Was macht eine virtuelle elektronische Akte aus?
Die Virtualität einer elektronischen Akte betrifft unterschiedliche Komponenten. Zum einen geht es um die Strukturierung des Inhaltes. Hierfür sind Ordnungskriterien zu definieren, denen die einzelnen Informationsobjekte entsprechend ihren Dokumentenklassen zugeordnet werden. Diese Ordnung kann hierarchisch abgebildet werden. Die Dokumente ordnen sich selbstständig entsprechend ihren Attributen in die verschiedenen Ordnungsgruppen ein.

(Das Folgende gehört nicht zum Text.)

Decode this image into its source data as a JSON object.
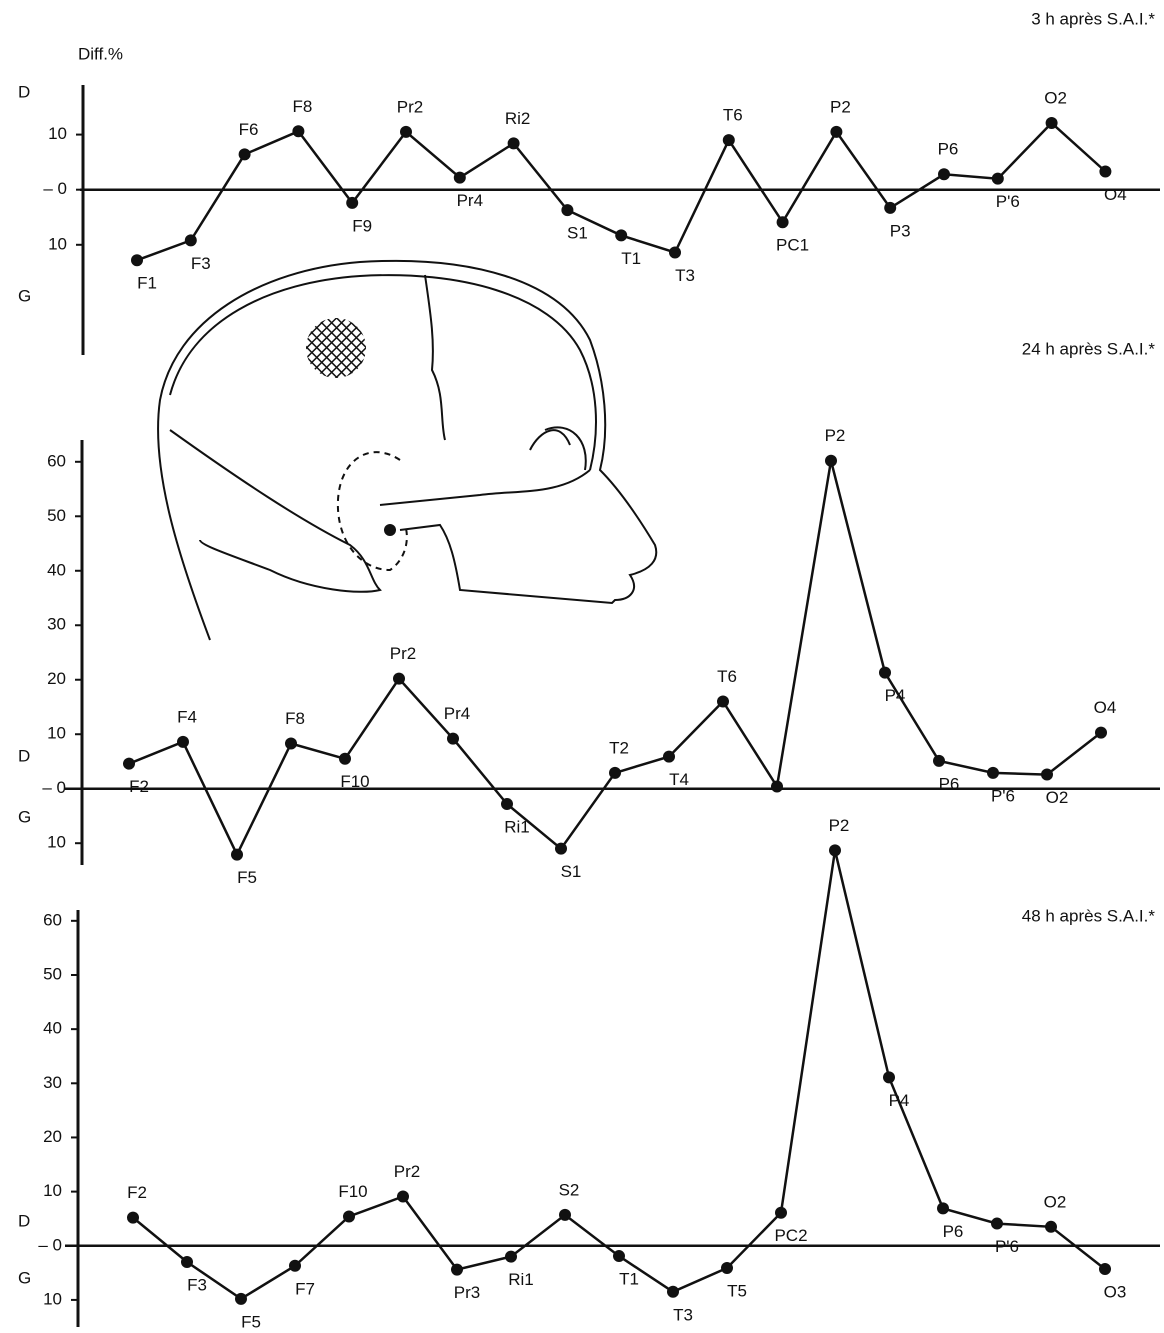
{
  "chart_data": [
    {
      "type": "line",
      "title": "3 h après S.A.I.*",
      "y_label": "Diff.%",
      "y_label_top": "D",
      "y_label_bottom": "G",
      "categories": [
        "F1",
        "F3",
        "F6",
        "F8",
        "F9",
        "Pr2",
        "Pr4",
        "Ri2",
        "S1",
        "T1",
        "T3",
        "T6",
        "PC1",
        "P2",
        "P3",
        "P6",
        "P'6",
        "O2",
        "O4"
      ],
      "values": [
        -12.8,
        -9.2,
        6.4,
        10.6,
        -2.4,
        10.5,
        2.2,
        8.4,
        -3.7,
        -8.3,
        -11.4,
        9,
        -5.9,
        10.5,
        -3.3,
        2.8,
        2,
        12.1,
        3.3
      ],
      "color": "#111111",
      "ylim": [
        -30,
        19
      ],
      "yticks": [
        10,
        {
          "value": 0,
          "label": "– 0"
        },
        {
          "value": -10,
          "label": "10"
        }
      ]
    },
    {
      "type": "line",
      "title": "24 h après S.A.I.*",
      "y_label_top": "D",
      "y_label_bottom": "G",
      "categories": [
        "F2",
        "F4",
        "F5",
        "F8",
        "F10",
        "Pr2",
        "Pr4",
        "Ri1",
        "S1",
        "T2",
        "T4",
        "T6",
        null,
        "P2",
        "P4",
        "P6",
        "P'6",
        "O2",
        "O4"
      ],
      "values": [
        4.6,
        8.6,
        -12.1,
        8.3,
        5.5,
        20.2,
        9.2,
        -2.8,
        -11,
        2.9,
        5.9,
        16,
        0.4,
        60.2,
        21.3,
        5.1,
        2.9,
        2.6,
        10.3
      ],
      "color": "#111111",
      "ylim": [
        -14,
        64
      ],
      "yticks": [
        60,
        50,
        40,
        30,
        20,
        10,
        {
          "value": 0,
          "label": "– 0"
        },
        {
          "value": -10,
          "label": "10"
        }
      ]
    },
    {
      "type": "line",
      "title": "48 h après S.A.I.*",
      "y_label_top": "D",
      "y_label_bottom": "G",
      "categories": [
        "F2",
        "F3",
        "F5",
        "F7",
        "F10",
        "Pr2",
        "Pr3",
        "Ri1",
        "S2",
        "T1",
        "T3",
        "T5",
        "PC2",
        "P2",
        "P4",
        "P6",
        "P'6",
        "O2",
        "O3"
      ],
      "values": [
        5.2,
        -3,
        -9.8,
        -3.7,
        5.4,
        9.1,
        -4.4,
        -2,
        5.7,
        -1.9,
        -8.5,
        -4.1,
        6.1,
        73,
        31.1,
        6.9,
        4.1,
        3.5,
        -4.3
      ],
      "color": "#111111",
      "ylim": [
        -15,
        62
      ],
      "yticks": [
        60,
        50,
        40,
        30,
        20,
        10,
        {
          "value": 0,
          "label": "– 0"
        },
        {
          "value": -10,
          "label": "10"
        }
      ]
    }
  ]
}
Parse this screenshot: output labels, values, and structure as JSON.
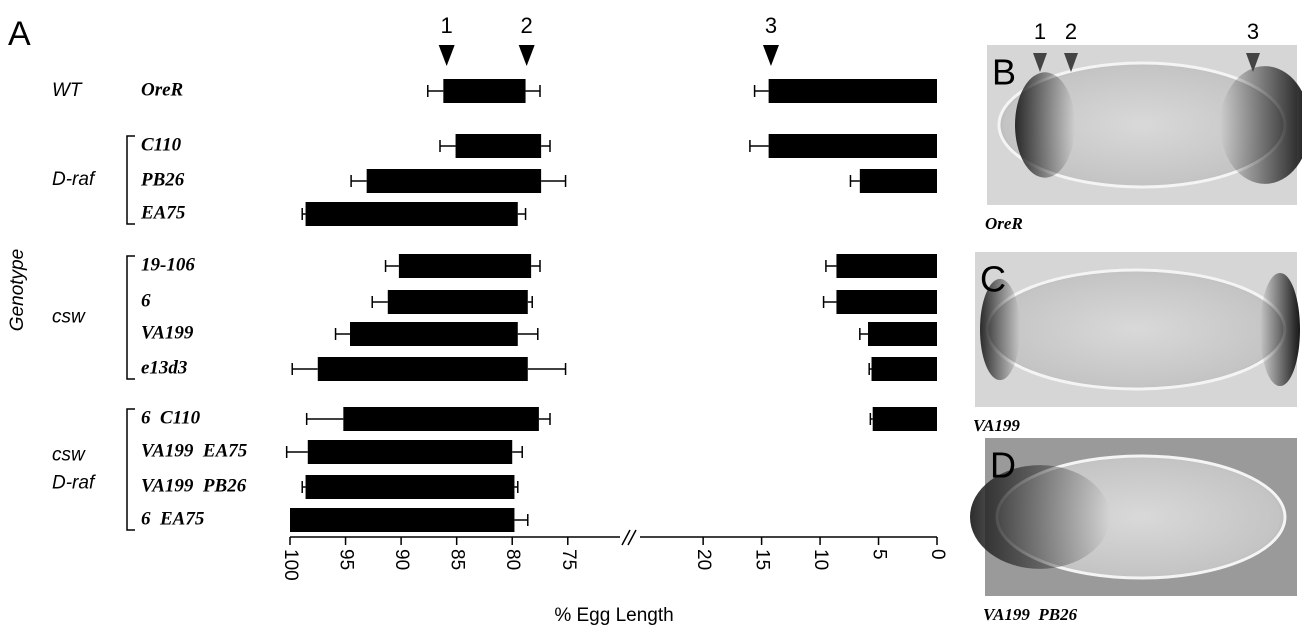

An dieser Stelle wird häufig der Fehler gemacht, dass die Ordnungsstrukturen und die Zuordnung „hart verdrahtet“ werden. Dies verhindert eine der wesentlichen Eigenschaften der virtuellen Akte, nämlich ohne Änderung von Programmen, Datenbankstrukturen, Metadaten und Objekten andere Sichten zu generieren. Wenn die Informationsobjekte selbst alle notwendigen Informationen besitzen, können sie beliebig zugeordnet und visualisiert werden. Hierdurch können auch die Unzulänglichkeiten tief strukturierter Aktenpläne überwunden werden, wo man häufig mit der Ordnungssystematik zu kämpfen hat. Die Nutzung der Attribute der Informationsobjekte zusammen mit den Ordnungsregeln ermöglicht auch vernetzte Strukturen und die von strengen Hierarchien losgelöste Anzeige der Informationen im richtigen Kontext. Ein zweites Thema ist die Personalisierung. Diese steuert, welche Akten und welche Inhalte in einer Akte ein Mitarbeiter zu sehen bekommt. Bei Änderungen der Berechtigungen und der Aufbauorganisation ist nicht mehr sichergestellt, dass alles Richtige angezeigt wird. Auch hier hilft die Virtualisierung der elektronischen Akte weiter. Nicht nur die Zuordnung zu Registern oder elektronischen Mappen wird über die Attribute der Informationsobjekte und der Dokumentenklassen gesteuert, sondern auch die Berechtigung. Damit ist z.B. steuerbar, dass ein Autor alle Versionen einschließlich der noch nicht freigegebenen und ein normaler Anwender nur die freigegebene Version zu sehen bekommt. Durch die Personalisierung in Zusammenhang mit der Rolle des Anwenders wird auch gesteuert, dass für einfache Aufgaben nur die betreffenden Teile der Akte angezeigt werden. Z.B. sieht man in der Antragsbearbeitung nur ein, zwei Dokumente, in der Sachbearbeitung eine vollständige Sicht aller Dokumente zum Vorgang, und in der Rechtsabteilung alle Dokumente zuzüglich des Schriftverkehrs mit Anwälten und Gerichten.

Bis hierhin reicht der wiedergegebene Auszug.